Buzzards muck up name but aren't out to pasture

Hockey team changes name on fly, but be warned: Poke-check at your own risk

Sports Plus

March 11, 2001|By Andy Knobel | Andy Knobel,SUN STAFF

The El Paso (Texas) Buzzards of the Western Professional Hockey League have been struggling at the gate, so their owners decided to throw a new team nickname out there and see if it would stick.

Meet the Cow Pattys.

The new logo shows a cartoon cow holding a hockey stick and wearing a helmet, and behind it is a steaming pile of cow manure. Honest.

"This team was out of business two weeks before the season started," vice president and general manager Tommy Benizio told the San Francisco Chronicle. "That's when we came in. Our staff was working hard, but midway through the season, people still didn't know we were here. That was last week. Now, [with the name change] everybody knows we're here."

Here being the El Paso County Coliseum, affectionately and appropriately known as The Barn.

How did the team's brain trust come up with the new name, which became official last month and, amazingly, remains in effect? Benizio told the Chronicle that he and marketing consultant Josh O'Bryne "got our thinking caps on and after a while, it was like we just stepped in it!"

He added on the team's Web site: "I never knew you could come up with so many great ideas on Dollar Longneck Night."

Before announcing the name change, team officials leaked clues to the local media in the form of bad-tasting chocolate chip cookies, chocolate milk and toilet paper.

O'Bryne defended Cow Pattys as a good, natural name.

"Hey, cow patties are biodegradable," he wrote on the Web site. "They nurture the earth around them.

"Cow patties are even round and flat like hockey pucks! They smell a bit, but hey - the first time Tommy showed me through a hockey locker room - hoo-boy!"

Bovine madness

The figure in the team's logo bears a striking resemblance to one of the title characters of the Cartoon Network's "Cow and Chicken" show.

Threatening legal action, network vice president Laurie Goldberg sniffed: "This is badly drawn enough for me to be certain that we didn't license this."

"When it comes to litigation," wrote Tom Fitzgerald in the Chronicle, "our advice to the Cow Pattys is this: Watch where you step."

Checking the fluids

Riverhead (N.Y.) Raceway has a race May 12 called the Ideal Cesspool Super Pro Trucks.

Riverhead, if you're wondering, is 65 miles from Flushing.

Promotional misfire

When the defunct Fort Worth Fire began operations as a Central Hockey League team, it wanted fans to have a catchy number to call for tickets and information, so it included its nickname.

After receiving complaints from fans and the Fort Worth Fire Department about wrong numbers, the team changed the number.

Catching some Z's

Utah is the home of the Jazz of the NBA, the Starzz of the WNBA, Freezz of the Western Indoor Soccer League, the Pioneerzz of the Western Baseball League and the Catzz of the Professional Indoor Football League.

But the Salt Lake Buzz of the Triple-A Pacific Coast League has changed its name to the Stingers.
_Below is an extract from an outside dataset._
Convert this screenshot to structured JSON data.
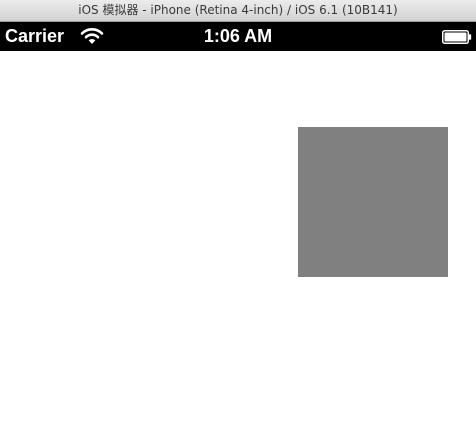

"It has ties to the old names, it works with the Beehive state and it's exciting," team owner Harry Drammis says. "It suggests the crack of a bat, a real stinging hit."

So why not the Stingerzz?

"We did a lot of research, and a lot of people just didn't like it [the `zz' fad]," said Dorsena Picknell, the Stingers' assistant general manager. "Unless it fit the word like it did with Buzz, the majority said go away from it."

They're Nuts

One of the first teams to choose a name out of left field was the Lansing (Mich.) Lug Nuts, who began play in 1996.

The name celebrates the city's automotive history.

The mascot is Big Lug.

The T-shirts say, of course, "Let's Go Nuts."

Compiled from wire reports and Web sites.